Let’s take a look at how some retailers “game” this holiday:
• TopShop invites subscribers to play in a Christmas fairytale land, where a few easy clicks and drags can spin a carousel until it transforms into a beautiful girl. Players in Australia and some European countries can win prizes, but all subscribers can play. While the game is fun and engaging, I’m concerned that its calls-to-actions are too weak to be effective: only small text links along the bottom of the page ask players to forward the game to a friend and to shop at TopShop.com. Subscribers from eligible countries are enticed into shopping with a discount offer, but subscribers from other places aren’t drawn to TopShop.com as strongly as they could be.
• ElfYourself by OfficeMax is back again this year—elfier than ever, as the email says. (I just got “Elfed” by my dad this morning!) This popular holiday game lets subscribers upload photos and see themselves virtually transformed into dancing elves, which can be forwarded far and wide—kind of like spreading holiday cheer—to friends who can then “Elf” themselves, too. Widely popular, OfficeMax’s sponsorship of the game must reap some holiday rewards for them, but subscribers are brought back to the OfficeMax site only if they click on the “Brought to you by: OfficeMax” sign. Those who do are rewarded by an “Elfed” OfficeMax landing page, which allows subscribers to shop around in an elfy environs.

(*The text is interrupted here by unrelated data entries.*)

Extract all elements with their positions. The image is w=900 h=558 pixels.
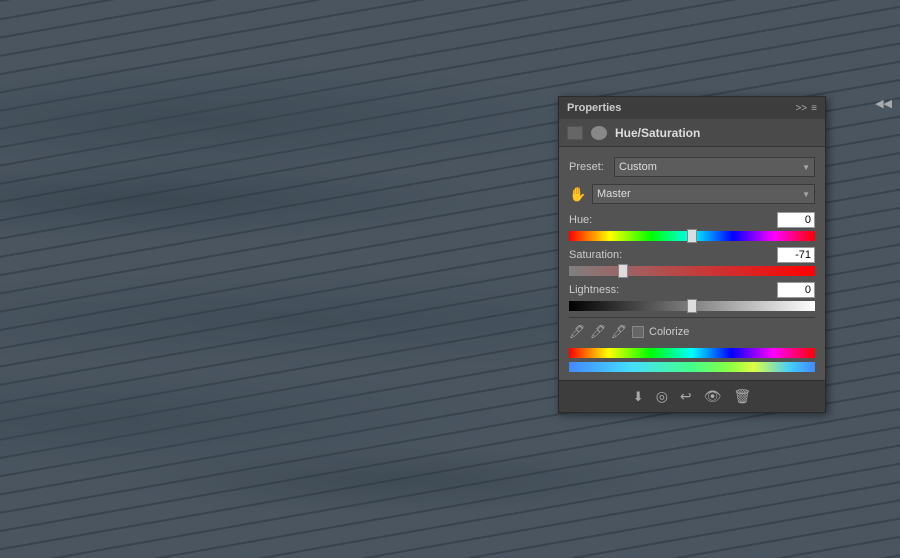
menu-icon[interactable]: ≡ (811, 103, 817, 114)
saturation-slider-row: Saturation: -71 (569, 247, 815, 276)
preset-label: Preset: (569, 161, 609, 173)
eyedropper-tool-icon[interactable]: 🖊 (569, 324, 585, 340)
lightness-slider-thumb[interactable] (687, 299, 697, 313)
hue-label: Hue: (569, 214, 592, 226)
channel-dropdown[interactable]: Master ▼ (592, 184, 815, 204)
saturation-label: Saturation: (569, 249, 622, 261)
top-right-icons: ◀◀ (875, 97, 892, 110)
adjustment-title: Hue/Saturation (615, 126, 700, 140)
hand-tool-icon[interactable]: ✋ (569, 185, 587, 203)
lightness-label: Lightness: (569, 284, 619, 296)
preset-row: Preset: Custom ▼ (569, 157, 815, 177)
lightness-label-row: Lightness: 0 (569, 282, 815, 298)
colorize-checkbox[interactable] (632, 326, 644, 338)
reset-icon[interactable]: ↩ (680, 388, 692, 405)
panel-title: Properties (567, 102, 621, 114)
hue-value-box[interactable]: 0 (777, 212, 815, 228)
delete-icon[interactable]: 🗑 (733, 388, 751, 405)
panel-subheader: Hue/Saturation (559, 119, 825, 147)
channel-row: ✋ Master ▼ (569, 184, 815, 204)
preset-dropdown[interactable]: Custom ▼ (614, 157, 815, 177)
eyedropper-minus-icon[interactable]: 🖊 (611, 324, 627, 340)
lightness-slider-row: Lightness: 0 (569, 282, 815, 311)
lightness-value: 0 (805, 284, 811, 296)
panel-header: Properties >> ≡ (559, 97, 825, 119)
saturation-value-box[interactable]: -71 (777, 247, 815, 263)
panel-footer: ⬇ ◎ ↩ 👁 🗑 (559, 380, 825, 412)
channel-dropdown-arrow: ▼ (802, 190, 810, 199)
spectrum-bar-original (569, 348, 815, 358)
clip-to-layer-icon[interactable]: ⬇ (633, 389, 644, 405)
lightness-slider-track[interactable] (569, 301, 815, 311)
divider (569, 317, 815, 318)
adjustment-icon (591, 126, 607, 140)
preset-value: Custom (619, 161, 657, 173)
hue-slider-row: Hue: 0 (569, 212, 815, 241)
saturation-slider-track[interactable] (569, 266, 815, 276)
preset-dropdown-arrow: ▼ (802, 163, 810, 172)
channel-value: Master (597, 188, 631, 200)
hue-label-row: Hue: 0 (569, 212, 815, 228)
double-arrow-icon[interactable]: ◀◀ (875, 97, 892, 110)
collapse-icon[interactable]: >> (795, 103, 807, 114)
spectrum-bar-adjusted (569, 362, 815, 372)
panel-header-icons: >> ≡ (795, 103, 817, 114)
saturation-label-row: Saturation: -71 (569, 247, 815, 263)
layer-mask-icon (567, 126, 583, 140)
hue-slider-thumb[interactable] (687, 229, 697, 243)
saturation-slider-thumb[interactable] (618, 264, 628, 278)
hue-slider-track[interactable] (569, 231, 815, 241)
colorize-row: 🖊 🖊 🖊 Colorize (569, 324, 815, 340)
properties-panel: Properties >> ≡ Hue/Saturation Preset: C… (558, 96, 826, 413)
view-icon[interactable]: 👁 (704, 388, 722, 405)
hue-value: 0 (805, 214, 811, 226)
lightness-value-box[interactable]: 0 (777, 282, 815, 298)
saturation-value: -71 (795, 249, 811, 261)
eyedropper-plus-icon[interactable]: 🖊 (590, 324, 606, 340)
colorize-label: Colorize (649, 326, 689, 338)
panel-content: Preset: Custom ▼ ✋ Master ▼ Hue: 0 (559, 147, 825, 380)
visibility-icon[interactable]: ◎ (656, 388, 668, 405)
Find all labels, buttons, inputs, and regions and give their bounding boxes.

• Sephora wins the relevance award this season for its own ElfYourself-inspired game called the Sephora Mistletoe Makeover. Players can upload photos and see themselves dolled up in four fabulously festive looks—Smokey Sugar Plum, Merry Berry, Santa’s Little Temptress and O, Tannen-Babe—and then send out emails of their holiday selves to friends.
The whole experience engages customers in a way that’s clearly connected to the brand, incorporating Sephora’s product offering (makeup) into the fun. When a subscriber creates a card to send to a friend, she or he is offered free eyelashes or mini-lipstick with a purchase: a “wink” or a “kiss.” After the transformation, the player can click on a link to “Get this look,” and Sephora shows just the makeup needed for a real-life mistletoe makeover. The game further entices players to go back into shopping with a free-gift offer and an immediate reminder email about the offer. Try it out—the link to the game is at the bottom of the email.
We all love a good game. (When was the last time you played “Monopoly”? We brought it out recently and had a blast.) Subscribers’ positive experiences with games should effectively strengthen their relationships with the brands that send them. The best games provide a smooth and compelling transition from playtime into shoptime; shoppers feel even more jazzed for holiday gift shopping after being playfully put into the spirit of the season.